La especialidad de la casa son las anchoas en salmuera y sus distintas versiones: la anchoa reina, el dulce de anchoa o las gildas, que conviven con boquerones, embutidos, quesos, tacos picantes y otras tapas de corte tradicional. El vermut se sirve con soltura y protagoniza buena parte del ritmo del local, especialmente a mediodía, cuando el Tubo se llena de vida.
El interior mantiene el carácter de bodega clásica, con paredes llenas de botellas y una barra estrecha donde el trato es rápido y cercano.

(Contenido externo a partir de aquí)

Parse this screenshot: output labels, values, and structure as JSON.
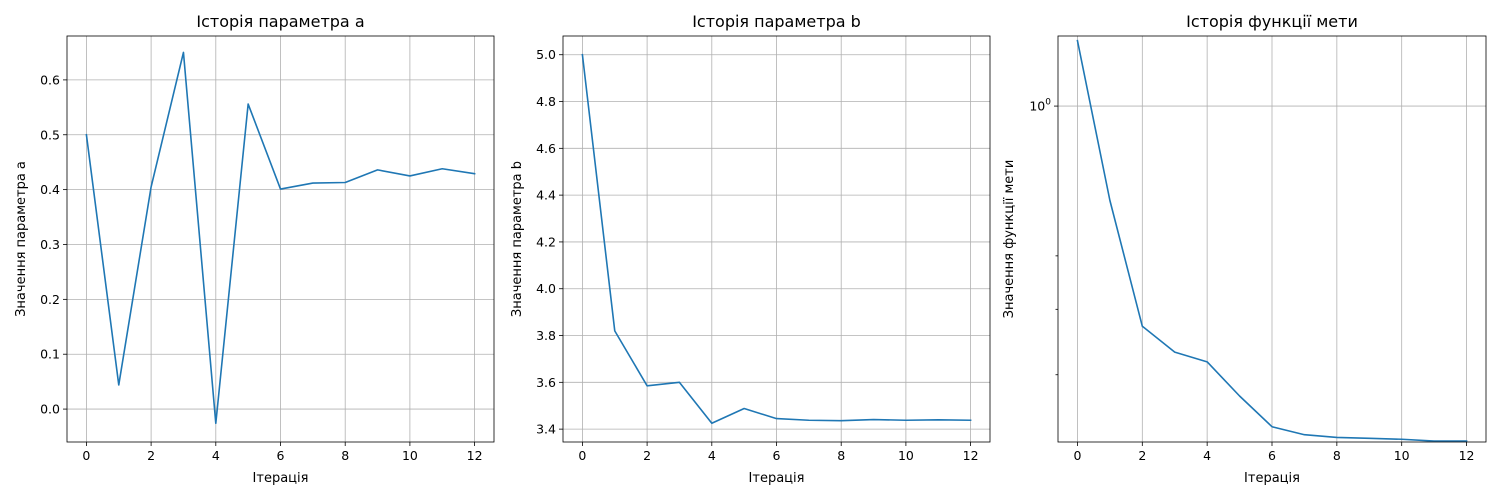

En días de buen tiempo, la clientela se desborda hacia el exterior, ocupando la terraza y los alrededores. Para un vermut de empresa, Bodegas Almau ofrece precisamente eso: la experiencia más auténtica, el bullicio del centro histórico y una selección de vinos y vermuts que ha ido afinando durante décadas.
Es un lugar perfecto para quienes quieren enseñar a compañeros de fuera qué significa “ir de vermut” en Zaragoza: barra tradicional, tapas muy reconocibles y un ambiente que mezcla turistas, habituales de toda la vida y grupos que celebran el cierre del año alrededor de una copa y una anchoa.